I believe that Paul accidentally killed himself. Using the rocking horse to see who won took a little bit of his soul, his innocence, from him. The rocking horse was something dark, malicious, evil, unnatural, and sinister. You could see it in Paul's eyes. "The boy watched him with big, blue eyes, that had an uncanny cold fire in them, and he never said a word." (Pg. 11) Every time he rode the rocking horse and used its black magic, it made him slowly spiral into insanity, gradually killing him. It made him dark, evil, and wrong.

The house's "whispering" also killed Paul. I think Paul had Schizophrenia. The "whispering" is a symptom of Schizophrenia. The symptoms include; bizarre behavior, hearing or seeing things that are not there, isolation, reduced emotion, problems paying attention, strongly held beliefs that are not real, delusions and hallucinations, and thoughts that "jump" between different topics. ( DSM IV Diagnostic System of Mental Illness) The "whispering" only added to Paul's heightened sense of hyper vigilance. Because of the use of the rocking horse, Paul began to lose whatever sanity he had previously held onto.

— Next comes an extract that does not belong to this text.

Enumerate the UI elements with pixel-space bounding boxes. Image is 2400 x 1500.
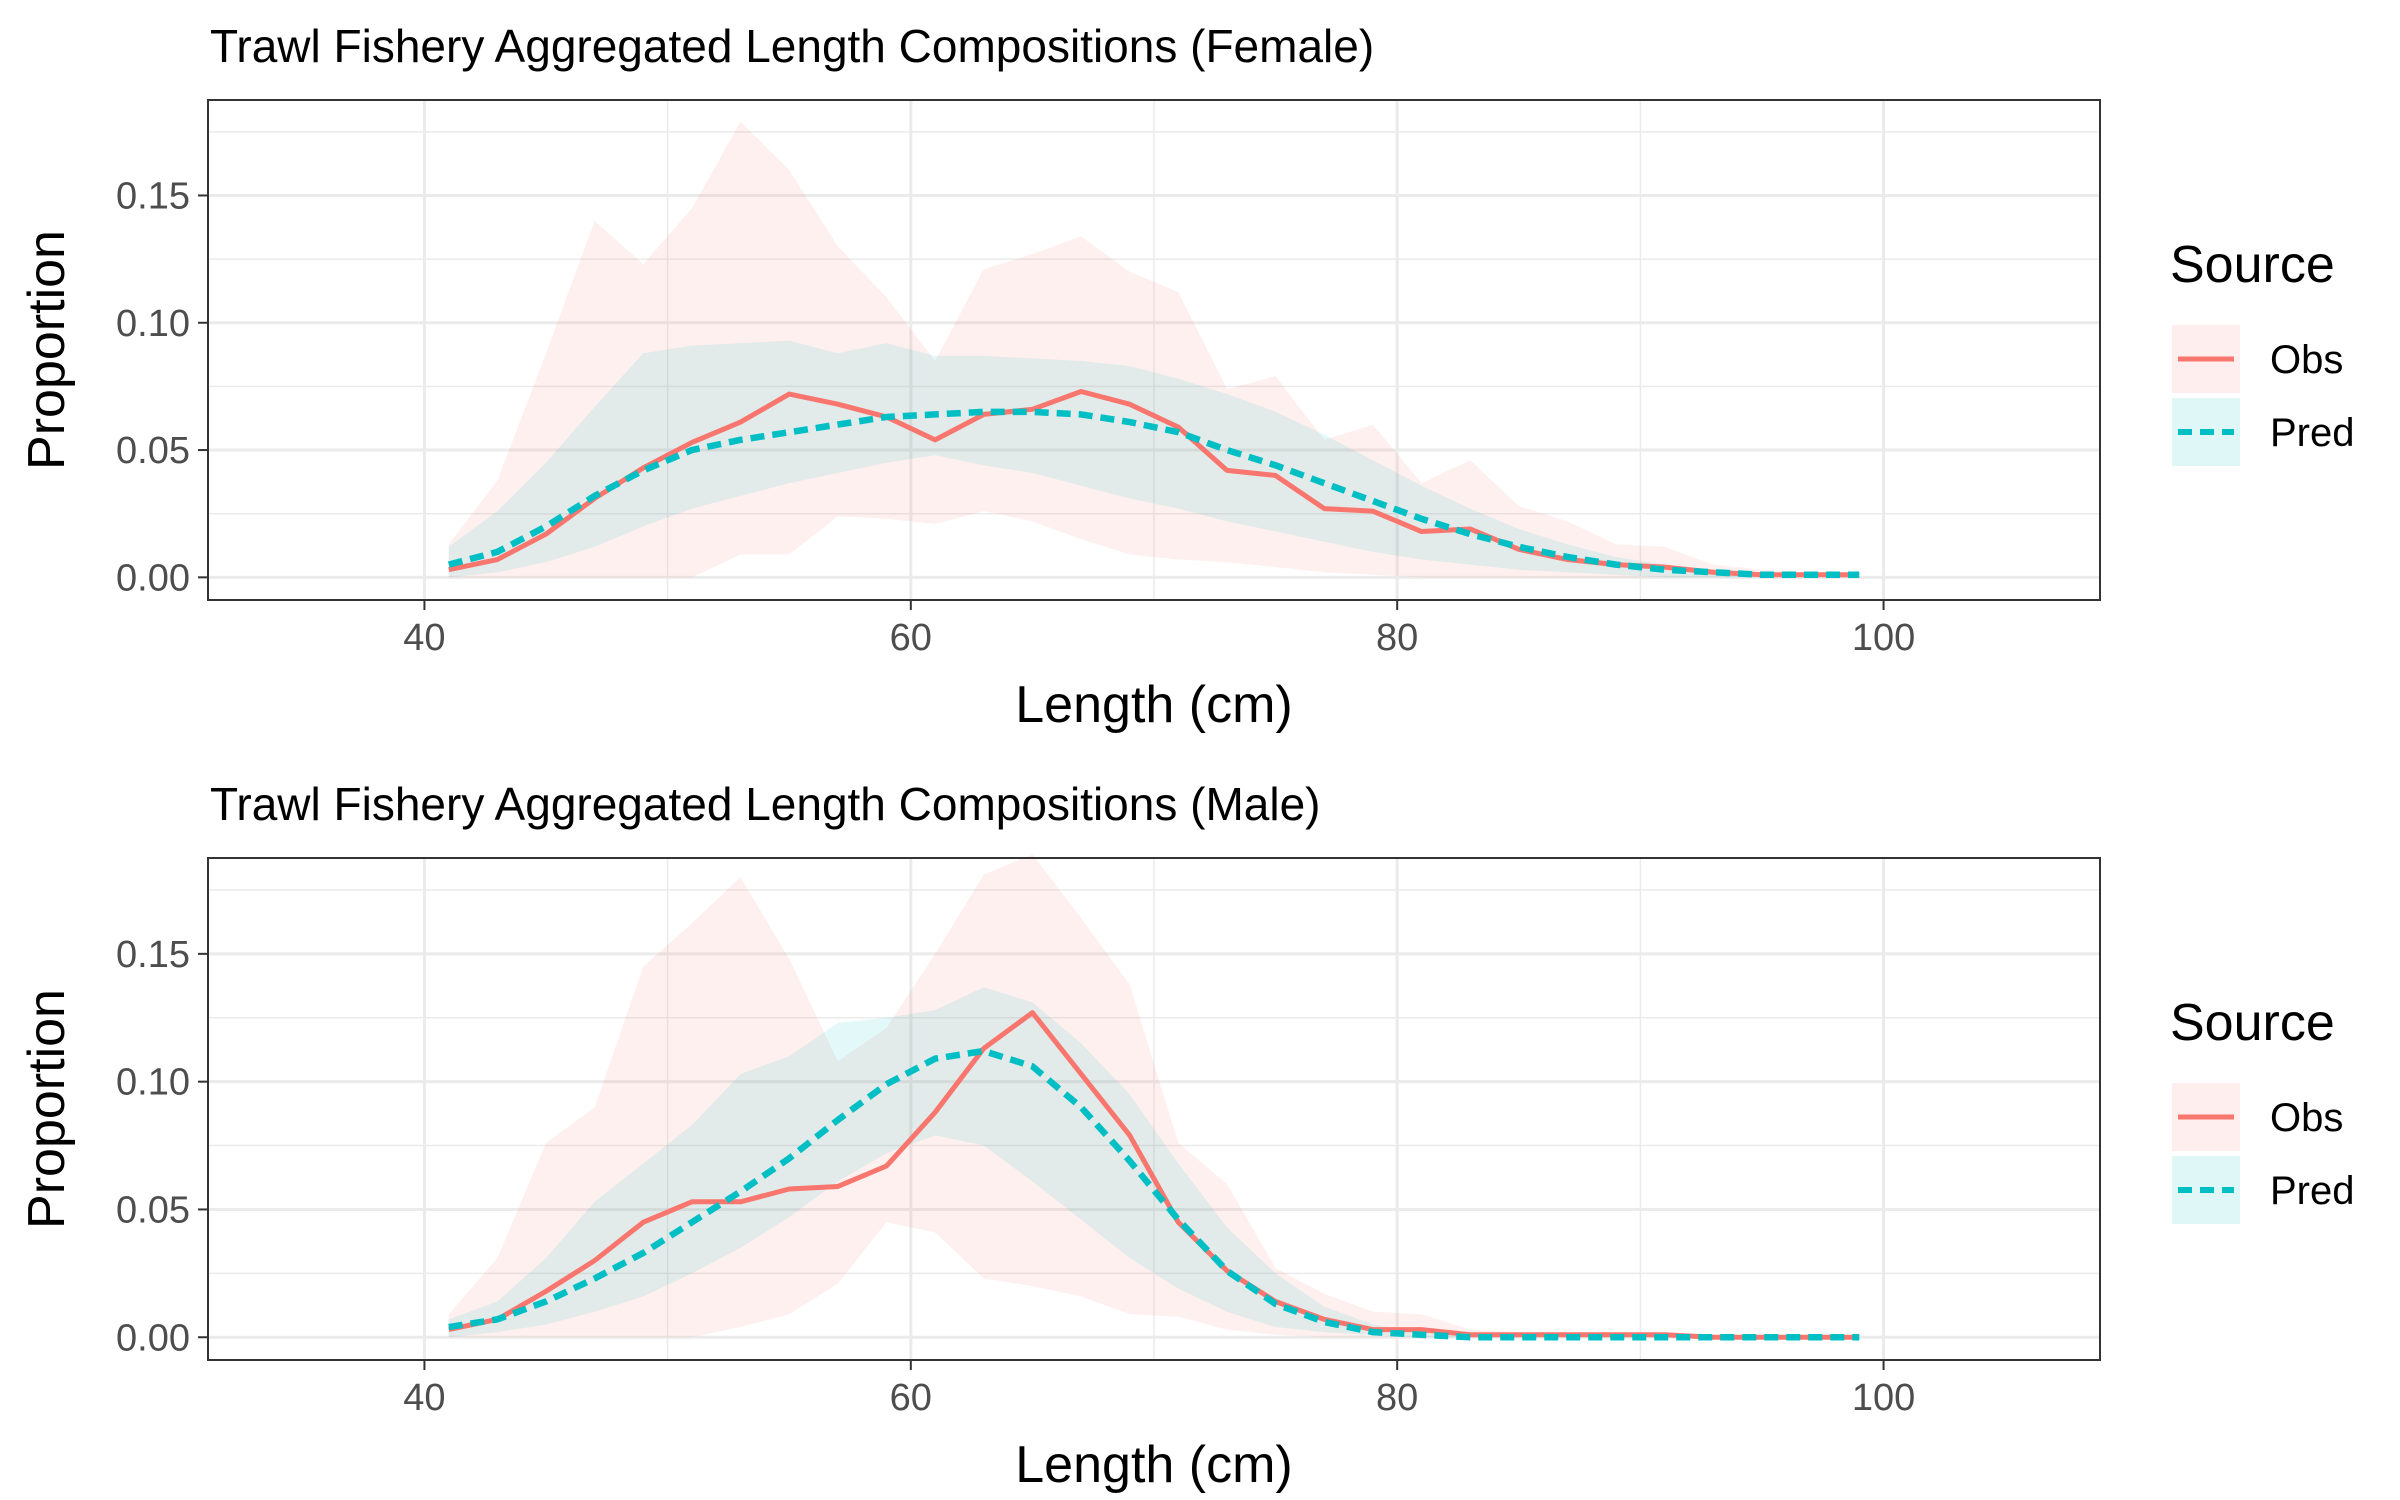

Paul's mother can also be held accountable for his death. His driven insanity may have been what closed the casket, but his mother is the one who dug and covered the grave with Paul buried six feet under the ground. Her selfishness and narcissistic attitude caused her to slack off in Paul's nurturing developmental needs. Paul aimed to please her and quiet the "whispering" of the house. His eager to please attitude towards his mother was a result of her negligence as a parent. By having his emotions heightened in a state of not wanting to disappoint, not wanting his mother to be unhappy, Paul eventually put her needs before his own. By putting her needs first, he began to fade and sink deeper into his distressed mental state; therefore, disappearing into his mind, disappearing into himself. His inability to accept his mother's incapability of love later drove him to not understand what was happening to him, and not accept his irreversible fate. Seeing Paul in his weakened and vulnerable state, his mother further tainted and twisted his mind, dissolving her own bitterness to reflect upon Paul' s own character, as if she was looking into a distorted mirror at a carnival. He was driven out of an apparent necessity of attention, love, and nurturing from a woman capable of doing absolutely none of those things.

Greed and betrayal killed Paul as well. The greed of the house, the family, the rocking horse, and even Paul himself led to Paul's demise. They say, when slipping into insanity, it's like being stuck under a bell jar. "Herever I sat- on the deck of a ship or at a street café in Paris or Bangkok- I would be sitting under the same glass bell jar, stewing in my own sour air."( . : Sylvia Plath; 1963, Terri Guillemets) You're slipping further and further until you've lost it. Frozen, stuck in the notion that you're fine, until you have no choice but to face it. You face it, and you freeze, you don't know what to do now that you've finally admitted that there was something wrong in the first place. "To the person in the bell jar, blank and stopped as a dead baby, the world itself is a bad dream." ( . : Sylvia Plath; 1963, Terri Guillemets)

In conclusion, Paul's death is to be blamed on greed, his mother, the "whispering", the rocking horse, and Paul himself. All of the reasons Paul died were caused by him keeping his condition to himself. He never realized what was happening to him. That was a part of his Schizophrenia playing into effect. Not even in death did he fathom the consequences of what using the rocking horse entailed.